Gays and Lesbians of Zimbabwe (GALZ) Executive Director Chesterfield Samba added that nothing much has changed in the new dispensation except state sanctioned homophobia which he said has been reduced.
“There have not been any changes to laws as these remain unchanged. What has significantly reduced is the state sanctioned homophobia which during Mugabe’s era was characterised by harassments, threats, arrests and hate speech. We always say that citizens take a cue from the attitudes of the state. Hence, what we see now is an absence of the state’s fixation on LGBTI issues which impacted negatively on the community,” he said.
In a statement to mark 41 years of Independence issued in April this year, GALZ said they can only be free if the leadership move in to ensure that their rights are upheld.
“We call on the leadership to implement progressive measures in the application of rights and freedoms already enshrined in the Constitution such as those pertaining to privacy, human dignity, non-discrimination, right to assemble and health access, which proactively encourage a culture of meaningful human rights protection in this country including interventions in the legal, health, education and medical spheres. Only then can we truly be free. We encourage the President to strive to create an environment of tolerance and respect among Zimbabweans and that all citizens are treated with dignity and respect,” reads the statement.
In 2018, before the elections, a Zanu PF delegation, led by the then political commissar Victor Matemadanda met some members of the LGBTI , bringing hope to many as the new dispensation then seemed to have been warming up to same-sex marriages.
It, however, turned out that the ruling party was working on securing votes rather addressing their concerns.
“Decriminalisation of same sex conduct is a process.

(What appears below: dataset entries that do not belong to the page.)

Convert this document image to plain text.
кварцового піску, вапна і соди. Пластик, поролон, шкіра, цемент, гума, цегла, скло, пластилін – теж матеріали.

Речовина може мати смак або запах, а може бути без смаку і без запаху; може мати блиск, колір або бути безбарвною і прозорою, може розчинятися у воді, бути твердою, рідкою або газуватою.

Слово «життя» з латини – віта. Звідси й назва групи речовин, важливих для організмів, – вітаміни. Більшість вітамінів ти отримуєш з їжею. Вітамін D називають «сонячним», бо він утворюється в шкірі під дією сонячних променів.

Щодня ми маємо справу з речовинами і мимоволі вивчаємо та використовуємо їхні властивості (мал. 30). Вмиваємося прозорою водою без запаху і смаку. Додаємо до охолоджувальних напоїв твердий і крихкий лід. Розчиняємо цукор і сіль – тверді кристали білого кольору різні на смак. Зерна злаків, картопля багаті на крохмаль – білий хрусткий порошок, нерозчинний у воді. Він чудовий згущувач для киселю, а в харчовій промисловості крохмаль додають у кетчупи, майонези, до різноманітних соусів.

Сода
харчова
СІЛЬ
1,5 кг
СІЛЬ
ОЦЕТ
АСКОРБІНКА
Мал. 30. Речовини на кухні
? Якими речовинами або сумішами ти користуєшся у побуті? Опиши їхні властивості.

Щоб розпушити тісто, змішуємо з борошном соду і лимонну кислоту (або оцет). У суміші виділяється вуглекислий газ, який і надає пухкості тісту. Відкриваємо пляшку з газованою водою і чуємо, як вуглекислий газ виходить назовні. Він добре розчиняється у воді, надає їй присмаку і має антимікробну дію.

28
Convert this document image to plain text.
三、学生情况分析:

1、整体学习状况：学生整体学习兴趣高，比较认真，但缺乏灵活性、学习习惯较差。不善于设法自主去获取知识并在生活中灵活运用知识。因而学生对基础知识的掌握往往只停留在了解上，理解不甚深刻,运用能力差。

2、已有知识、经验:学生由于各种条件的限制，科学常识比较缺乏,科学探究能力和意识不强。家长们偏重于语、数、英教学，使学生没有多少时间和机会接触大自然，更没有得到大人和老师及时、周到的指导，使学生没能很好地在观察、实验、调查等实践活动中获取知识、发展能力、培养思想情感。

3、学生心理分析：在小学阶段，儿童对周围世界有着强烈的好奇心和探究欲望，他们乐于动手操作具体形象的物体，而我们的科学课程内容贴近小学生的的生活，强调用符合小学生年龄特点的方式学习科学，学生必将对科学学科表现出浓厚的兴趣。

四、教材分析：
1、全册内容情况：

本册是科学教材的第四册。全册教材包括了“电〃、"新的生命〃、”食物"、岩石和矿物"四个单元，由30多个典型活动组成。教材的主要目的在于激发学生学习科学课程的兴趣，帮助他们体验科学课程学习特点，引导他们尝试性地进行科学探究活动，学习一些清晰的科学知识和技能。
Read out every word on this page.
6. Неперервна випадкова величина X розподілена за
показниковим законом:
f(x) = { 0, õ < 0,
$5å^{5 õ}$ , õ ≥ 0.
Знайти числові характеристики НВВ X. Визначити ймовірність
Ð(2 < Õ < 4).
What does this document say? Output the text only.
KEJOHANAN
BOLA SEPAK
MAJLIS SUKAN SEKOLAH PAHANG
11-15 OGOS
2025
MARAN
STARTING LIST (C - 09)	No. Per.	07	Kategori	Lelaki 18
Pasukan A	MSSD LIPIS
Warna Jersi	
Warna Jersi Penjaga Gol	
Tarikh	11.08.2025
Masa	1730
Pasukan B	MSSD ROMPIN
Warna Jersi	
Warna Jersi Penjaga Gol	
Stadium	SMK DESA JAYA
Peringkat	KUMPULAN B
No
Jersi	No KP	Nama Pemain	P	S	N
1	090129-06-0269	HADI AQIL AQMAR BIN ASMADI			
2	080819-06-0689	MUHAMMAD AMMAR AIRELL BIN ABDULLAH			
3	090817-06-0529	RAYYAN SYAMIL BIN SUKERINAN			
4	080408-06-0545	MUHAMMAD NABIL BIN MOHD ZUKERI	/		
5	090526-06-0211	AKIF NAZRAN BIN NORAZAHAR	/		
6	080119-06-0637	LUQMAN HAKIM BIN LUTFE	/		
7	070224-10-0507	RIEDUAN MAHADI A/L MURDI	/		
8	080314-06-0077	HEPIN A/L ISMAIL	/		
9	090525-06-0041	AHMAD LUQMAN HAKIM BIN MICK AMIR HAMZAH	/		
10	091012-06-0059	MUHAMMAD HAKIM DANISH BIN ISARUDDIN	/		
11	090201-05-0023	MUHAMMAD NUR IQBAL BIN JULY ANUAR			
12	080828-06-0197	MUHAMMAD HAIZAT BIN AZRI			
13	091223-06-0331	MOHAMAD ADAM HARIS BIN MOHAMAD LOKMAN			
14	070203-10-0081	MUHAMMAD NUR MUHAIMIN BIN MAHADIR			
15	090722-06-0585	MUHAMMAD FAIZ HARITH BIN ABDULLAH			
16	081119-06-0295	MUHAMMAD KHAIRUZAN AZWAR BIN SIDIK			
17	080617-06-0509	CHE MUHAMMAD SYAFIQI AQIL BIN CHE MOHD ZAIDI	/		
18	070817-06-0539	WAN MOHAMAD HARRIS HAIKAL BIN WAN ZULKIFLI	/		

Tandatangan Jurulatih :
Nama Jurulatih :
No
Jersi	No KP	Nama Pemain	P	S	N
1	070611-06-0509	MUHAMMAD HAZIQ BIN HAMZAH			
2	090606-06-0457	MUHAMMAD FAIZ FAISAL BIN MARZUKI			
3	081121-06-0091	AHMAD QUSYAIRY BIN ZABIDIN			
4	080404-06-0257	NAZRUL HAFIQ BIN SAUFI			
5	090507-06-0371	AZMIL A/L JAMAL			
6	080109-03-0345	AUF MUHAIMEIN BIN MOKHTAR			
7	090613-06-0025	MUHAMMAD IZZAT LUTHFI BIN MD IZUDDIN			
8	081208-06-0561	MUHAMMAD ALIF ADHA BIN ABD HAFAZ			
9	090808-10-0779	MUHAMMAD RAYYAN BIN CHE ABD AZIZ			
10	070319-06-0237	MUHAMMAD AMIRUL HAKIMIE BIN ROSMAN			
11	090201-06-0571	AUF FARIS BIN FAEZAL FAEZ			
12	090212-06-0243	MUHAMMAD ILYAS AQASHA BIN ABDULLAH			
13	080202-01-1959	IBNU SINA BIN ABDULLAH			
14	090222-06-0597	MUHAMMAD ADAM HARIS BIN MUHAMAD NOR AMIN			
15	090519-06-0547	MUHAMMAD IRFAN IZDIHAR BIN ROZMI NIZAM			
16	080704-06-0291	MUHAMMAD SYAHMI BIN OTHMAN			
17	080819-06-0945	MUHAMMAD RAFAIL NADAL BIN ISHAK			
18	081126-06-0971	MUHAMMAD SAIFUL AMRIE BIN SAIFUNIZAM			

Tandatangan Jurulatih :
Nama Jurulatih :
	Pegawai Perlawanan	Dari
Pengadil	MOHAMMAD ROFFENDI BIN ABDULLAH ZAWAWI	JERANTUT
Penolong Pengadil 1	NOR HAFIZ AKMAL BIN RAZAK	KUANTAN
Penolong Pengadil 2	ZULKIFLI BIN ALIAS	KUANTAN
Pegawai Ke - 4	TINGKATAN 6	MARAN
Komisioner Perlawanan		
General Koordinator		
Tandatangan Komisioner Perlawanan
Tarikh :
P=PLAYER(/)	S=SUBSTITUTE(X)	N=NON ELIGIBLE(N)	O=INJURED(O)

Work is being done to create awareness in communities, empowering LGBTI people to demand their rights and exercise them too,” added Samba.
A Harare-based human rights activist who refused to be named weighed in saying it is high time the new dispensation distinct itself and move towards legalising same sex marriages.
“Firstly, the new dispensation ushered in new hope to the LGBTI society through meeting them and vowing to address their concerns. It has been long since the authorities have mentioned their plight and try to come up with ways of embracing them. Secondly, other African countries, who some are even our neighbours have legalised same sex marriages. It is now a trend,” said the expert.
For now, Maramba will have to leave with his bitterness as authorities are taking long to recognise that LGBTIs do really exist and that they will fight for their rights like other societies.